OK, it looks like we have a pattern somewhat similar to that of $\sin x$, except only involving the even terms. I guess that shouldn’t be surprising since, from precalculus we know that \cos x is an even function since \cos(-x) = \cos x for all x.

Plugging into the series, we find that

\displaystyle \cos x= 1 - \frac{x^2}{2!} + \frac{x^4}{4!} - \frac{x^6}{6!} \dots

If we stare at the pattern of terms long enough, we can write this more succinctly as

\cos x = \displaystyle \sum_{n=0}^\infty (-1)^n \frac{x^{2n}}{(2n)!}

green line

As we saw with e^x, the above series converge quickest for values of x near 0. In the case of \sin x and \cos x, this may be facilitated through the use of trigonometric identities, thus accelerating convergence.

For example, the series for \cos 1000^o will converge quite slowly (after converting 1000^o into radians). However, we know that

\cos 1000^o= \cos(1000^o - 720^o) =\cos 280^o

using the periodicity of \cos x. Next, since $\latex 280^o$ is in the fourth quadrant, we can use the reference angle to find an equivalent angle in the first quadrant:

\cos 1000^o = \cos 280^o = \cos(360^o - 80^o) = \cos 80^o

Finally, using the cofunction identity \cos x = \sin(90^o - x), we find

\cos 1000^o = \cos 80^o = sin(90^o - 80^o) = \sin 10^o.

In this way, the sine or cosine of any angle can be reduced to the sine or cosine of some angle between 0^o and $45^o = \pi/4$ radians.
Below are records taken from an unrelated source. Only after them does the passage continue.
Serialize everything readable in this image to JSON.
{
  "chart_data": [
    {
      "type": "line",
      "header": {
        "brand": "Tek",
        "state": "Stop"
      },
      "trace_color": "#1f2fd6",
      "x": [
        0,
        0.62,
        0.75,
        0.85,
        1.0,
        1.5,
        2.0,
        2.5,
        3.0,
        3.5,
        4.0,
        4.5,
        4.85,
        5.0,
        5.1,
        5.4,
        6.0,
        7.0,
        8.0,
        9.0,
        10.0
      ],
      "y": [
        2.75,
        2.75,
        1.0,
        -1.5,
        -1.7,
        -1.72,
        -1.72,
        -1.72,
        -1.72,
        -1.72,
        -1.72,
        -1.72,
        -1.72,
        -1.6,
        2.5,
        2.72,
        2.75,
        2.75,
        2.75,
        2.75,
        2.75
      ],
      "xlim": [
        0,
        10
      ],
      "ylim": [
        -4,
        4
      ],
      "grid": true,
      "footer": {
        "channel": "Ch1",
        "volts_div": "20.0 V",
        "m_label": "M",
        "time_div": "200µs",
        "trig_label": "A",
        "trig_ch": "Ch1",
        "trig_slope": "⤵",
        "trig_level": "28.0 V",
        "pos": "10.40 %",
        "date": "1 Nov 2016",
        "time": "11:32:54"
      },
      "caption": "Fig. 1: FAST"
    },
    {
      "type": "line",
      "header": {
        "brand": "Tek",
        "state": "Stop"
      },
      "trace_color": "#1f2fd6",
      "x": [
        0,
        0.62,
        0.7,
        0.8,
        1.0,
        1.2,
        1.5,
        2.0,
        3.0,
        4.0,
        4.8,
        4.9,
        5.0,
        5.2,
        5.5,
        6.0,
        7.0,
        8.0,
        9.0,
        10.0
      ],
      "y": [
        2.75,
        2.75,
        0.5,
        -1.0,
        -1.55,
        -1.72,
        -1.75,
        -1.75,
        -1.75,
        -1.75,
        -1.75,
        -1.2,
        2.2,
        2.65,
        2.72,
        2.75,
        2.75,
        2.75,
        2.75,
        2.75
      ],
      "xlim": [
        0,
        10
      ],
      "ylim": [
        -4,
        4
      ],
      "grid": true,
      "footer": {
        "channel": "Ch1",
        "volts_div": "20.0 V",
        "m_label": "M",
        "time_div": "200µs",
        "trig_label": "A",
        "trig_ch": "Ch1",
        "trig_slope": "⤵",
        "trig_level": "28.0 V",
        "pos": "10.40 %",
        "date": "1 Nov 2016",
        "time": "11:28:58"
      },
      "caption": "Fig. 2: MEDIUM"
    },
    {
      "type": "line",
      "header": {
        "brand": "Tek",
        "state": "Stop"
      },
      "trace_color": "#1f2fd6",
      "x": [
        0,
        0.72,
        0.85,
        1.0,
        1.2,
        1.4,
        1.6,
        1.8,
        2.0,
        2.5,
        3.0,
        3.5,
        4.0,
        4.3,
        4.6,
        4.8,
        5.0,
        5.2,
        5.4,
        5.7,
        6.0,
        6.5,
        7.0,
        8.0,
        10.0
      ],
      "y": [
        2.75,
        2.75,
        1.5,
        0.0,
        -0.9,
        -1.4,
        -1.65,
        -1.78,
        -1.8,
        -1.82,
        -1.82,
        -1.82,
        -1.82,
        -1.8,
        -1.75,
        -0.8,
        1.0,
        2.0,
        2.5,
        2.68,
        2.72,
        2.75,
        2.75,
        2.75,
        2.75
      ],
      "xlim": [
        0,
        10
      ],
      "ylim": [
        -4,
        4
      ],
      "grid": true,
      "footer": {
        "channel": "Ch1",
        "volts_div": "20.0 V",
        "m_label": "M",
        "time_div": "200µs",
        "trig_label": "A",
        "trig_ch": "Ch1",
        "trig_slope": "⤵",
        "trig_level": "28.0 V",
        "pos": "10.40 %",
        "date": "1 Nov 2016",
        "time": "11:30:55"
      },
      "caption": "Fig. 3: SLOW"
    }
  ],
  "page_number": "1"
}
Since \pi/4 < 1, the above power series will converge reasonably rapidly.

green line

Step 10. For the final part of this review, let’s take a second look at the Taylor series

e^x = \displaystyle 1 + x + \frac{x^2}{2} + \frac{x^3}{3} + \frac{x^4}{4} + \frac{x^5}{5} + \frac{x^6}{6} + \frac{x^7}{7} + \dots

Just to be silly — for no apparent reason whatsoever, let’s replace x by ix and see what happens:

e^{ix} = \displaystyle 1 - \frac{x^2}{2!} + \frac{x^4}{4!} - \frac{x^6}{6!} \dots + i \left[\displaystyle x - \frac{x^3}{3!} + \frac{x^5}{5!} - \frac{x^7}{7!} \dots \right]

after separating the terms that do and don’t have an i.

Hmmmm… looks familiar….

So it makes sense to define

e^{ix} = \cos x + i \sin x,

which is called Euler’s formula, thus proving an unexpected connected between e^x and the trigonometric functions.